Estrutura de Hospitalidade Completa para Autoridades
A mansão, avaliada em R$ 250 milhões, custou cerca de R$ 1,45 milhão apenas pela semana de hospedagem no período carnavalesco. O imóvel conta com infraestrutura completa para receber o grupo, incluindo feijoada para aproximadamente 40 pessoas, abastecimento de bebidas premium como Dom Pérignon e Whiskey Macallan 12, além de serviços especializados como chef de cozinha, garçons e motoristas. Além disso, o acesso ao camarote foi garantido sem necessidade de cadastro no aplicativo do evento, conforme solicitado por Newton Ramos.
Diálogos Revelam Articulação entre Parceiros
As conversas entre Daniel Vorcaro e Léo Serrano Giunchetti, responsável pela logística das viagens do banqueiro, demonstram a preocupação prioritária com a acomodação do ministro KN. Em 19 de fevereiro de 2025, Léo informou que Newton Ramos havia solicitado detalhes específicos para repassar ao ministro, já que a mansão de Márcio Garcia seria destinada ao STF. Vorcaro confirmou que o imóvel ficaria à disposição do magistrado e autorizou a organização da feijoada para cerca de 40 convidados na sexta-feira anterior ao Carnaval.
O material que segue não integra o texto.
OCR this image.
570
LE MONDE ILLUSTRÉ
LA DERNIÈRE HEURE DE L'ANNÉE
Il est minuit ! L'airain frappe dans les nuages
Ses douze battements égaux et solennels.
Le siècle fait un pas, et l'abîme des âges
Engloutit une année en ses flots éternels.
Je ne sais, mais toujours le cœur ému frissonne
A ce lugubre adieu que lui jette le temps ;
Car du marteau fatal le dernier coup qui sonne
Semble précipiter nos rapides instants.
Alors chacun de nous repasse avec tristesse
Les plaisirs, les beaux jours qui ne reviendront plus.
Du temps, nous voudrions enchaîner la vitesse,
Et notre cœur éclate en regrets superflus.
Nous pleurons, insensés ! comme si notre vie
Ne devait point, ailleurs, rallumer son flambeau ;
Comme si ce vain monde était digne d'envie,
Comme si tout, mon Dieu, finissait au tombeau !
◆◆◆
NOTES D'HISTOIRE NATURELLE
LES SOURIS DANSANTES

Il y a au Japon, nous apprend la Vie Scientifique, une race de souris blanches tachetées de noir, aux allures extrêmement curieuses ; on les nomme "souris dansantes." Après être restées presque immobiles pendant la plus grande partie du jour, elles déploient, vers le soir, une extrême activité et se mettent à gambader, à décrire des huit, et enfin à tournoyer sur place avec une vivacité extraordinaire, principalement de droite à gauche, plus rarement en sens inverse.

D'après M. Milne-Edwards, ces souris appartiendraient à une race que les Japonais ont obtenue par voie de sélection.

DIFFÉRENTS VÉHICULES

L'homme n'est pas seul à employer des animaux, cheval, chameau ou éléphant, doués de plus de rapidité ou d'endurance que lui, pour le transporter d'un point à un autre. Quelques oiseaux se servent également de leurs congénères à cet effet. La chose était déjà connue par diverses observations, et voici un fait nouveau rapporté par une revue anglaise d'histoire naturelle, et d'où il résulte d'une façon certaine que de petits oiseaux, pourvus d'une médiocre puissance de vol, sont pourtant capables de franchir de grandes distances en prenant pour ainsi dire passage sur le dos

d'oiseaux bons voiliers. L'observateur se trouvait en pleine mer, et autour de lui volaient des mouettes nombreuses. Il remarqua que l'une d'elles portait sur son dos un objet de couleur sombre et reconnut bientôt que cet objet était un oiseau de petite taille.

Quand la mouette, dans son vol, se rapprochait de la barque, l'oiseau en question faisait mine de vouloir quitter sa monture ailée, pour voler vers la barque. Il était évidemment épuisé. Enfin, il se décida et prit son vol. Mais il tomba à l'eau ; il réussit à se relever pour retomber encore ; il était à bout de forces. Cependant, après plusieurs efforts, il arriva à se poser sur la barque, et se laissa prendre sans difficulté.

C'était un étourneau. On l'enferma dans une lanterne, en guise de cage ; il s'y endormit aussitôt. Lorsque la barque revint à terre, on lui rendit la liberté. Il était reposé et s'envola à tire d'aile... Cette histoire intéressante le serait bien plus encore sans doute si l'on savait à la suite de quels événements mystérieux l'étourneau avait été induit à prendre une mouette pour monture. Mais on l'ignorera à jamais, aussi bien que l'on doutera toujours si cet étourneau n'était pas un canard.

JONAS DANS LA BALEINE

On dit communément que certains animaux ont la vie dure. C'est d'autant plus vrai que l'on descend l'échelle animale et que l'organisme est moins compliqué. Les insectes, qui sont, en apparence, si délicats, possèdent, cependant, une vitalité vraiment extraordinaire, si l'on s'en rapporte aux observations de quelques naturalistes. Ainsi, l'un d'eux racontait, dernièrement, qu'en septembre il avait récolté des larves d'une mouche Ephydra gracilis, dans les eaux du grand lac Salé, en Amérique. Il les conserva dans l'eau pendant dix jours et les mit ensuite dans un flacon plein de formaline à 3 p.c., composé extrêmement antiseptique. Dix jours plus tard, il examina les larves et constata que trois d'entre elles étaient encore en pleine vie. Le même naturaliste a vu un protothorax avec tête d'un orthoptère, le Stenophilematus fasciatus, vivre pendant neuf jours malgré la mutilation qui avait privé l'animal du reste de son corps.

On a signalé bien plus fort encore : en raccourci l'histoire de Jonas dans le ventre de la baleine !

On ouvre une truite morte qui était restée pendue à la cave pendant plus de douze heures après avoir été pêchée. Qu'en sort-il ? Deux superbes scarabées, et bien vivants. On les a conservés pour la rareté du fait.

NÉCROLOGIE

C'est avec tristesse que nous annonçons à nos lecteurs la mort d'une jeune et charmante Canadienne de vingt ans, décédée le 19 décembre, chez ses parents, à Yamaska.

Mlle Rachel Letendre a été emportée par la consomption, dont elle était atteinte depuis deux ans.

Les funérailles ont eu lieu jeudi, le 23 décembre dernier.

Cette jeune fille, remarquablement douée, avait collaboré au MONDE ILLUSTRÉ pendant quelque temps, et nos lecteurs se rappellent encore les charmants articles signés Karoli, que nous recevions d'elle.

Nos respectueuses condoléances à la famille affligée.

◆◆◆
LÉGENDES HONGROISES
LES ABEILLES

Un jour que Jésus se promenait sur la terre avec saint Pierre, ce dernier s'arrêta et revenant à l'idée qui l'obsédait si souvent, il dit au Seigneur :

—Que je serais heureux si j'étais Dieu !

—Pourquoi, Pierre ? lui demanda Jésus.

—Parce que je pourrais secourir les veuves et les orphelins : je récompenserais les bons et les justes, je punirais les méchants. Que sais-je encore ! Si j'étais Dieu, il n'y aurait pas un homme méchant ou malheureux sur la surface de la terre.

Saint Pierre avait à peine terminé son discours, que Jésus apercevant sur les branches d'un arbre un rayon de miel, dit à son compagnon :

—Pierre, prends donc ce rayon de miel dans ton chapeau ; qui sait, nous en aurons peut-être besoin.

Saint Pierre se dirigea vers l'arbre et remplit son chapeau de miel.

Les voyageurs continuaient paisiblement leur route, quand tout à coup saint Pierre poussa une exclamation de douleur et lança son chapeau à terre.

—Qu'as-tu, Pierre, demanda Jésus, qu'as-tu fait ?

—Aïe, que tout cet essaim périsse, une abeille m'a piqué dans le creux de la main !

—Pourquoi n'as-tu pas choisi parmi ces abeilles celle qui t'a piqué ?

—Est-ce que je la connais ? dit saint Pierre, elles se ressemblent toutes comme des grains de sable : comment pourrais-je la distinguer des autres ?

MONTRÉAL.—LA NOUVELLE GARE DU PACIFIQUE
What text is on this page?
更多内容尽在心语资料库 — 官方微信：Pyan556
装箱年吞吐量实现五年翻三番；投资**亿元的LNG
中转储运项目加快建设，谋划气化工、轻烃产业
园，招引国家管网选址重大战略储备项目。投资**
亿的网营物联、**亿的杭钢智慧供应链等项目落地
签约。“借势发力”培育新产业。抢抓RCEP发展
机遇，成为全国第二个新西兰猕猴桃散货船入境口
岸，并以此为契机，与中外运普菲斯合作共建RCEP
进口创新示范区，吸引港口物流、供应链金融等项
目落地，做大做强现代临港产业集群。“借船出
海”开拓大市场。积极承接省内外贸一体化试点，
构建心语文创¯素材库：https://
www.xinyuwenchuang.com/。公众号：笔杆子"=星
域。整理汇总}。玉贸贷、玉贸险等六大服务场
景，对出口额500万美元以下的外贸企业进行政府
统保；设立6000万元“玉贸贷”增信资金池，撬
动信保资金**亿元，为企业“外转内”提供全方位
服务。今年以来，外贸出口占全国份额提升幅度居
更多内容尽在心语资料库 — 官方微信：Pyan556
Contexto Policial e Implicações
Investigações da Polícia Federal indicam que KN corresponde ao ministro Kassio Nunes Marques, conhecido por sua proximidade com o desembargador Newton Ramos. A Polícia Federal está apurando possíveis irregularidades na contratação do imóvel e no valor pago pela hospedagem. Enquanto os magistrados não se manifestaram publicamente sobre o caso, a revelação das mensagens reforça suspeitas de uso indevido de recursos públicos ou favores pessoais em troca de favorecimentos institucionais.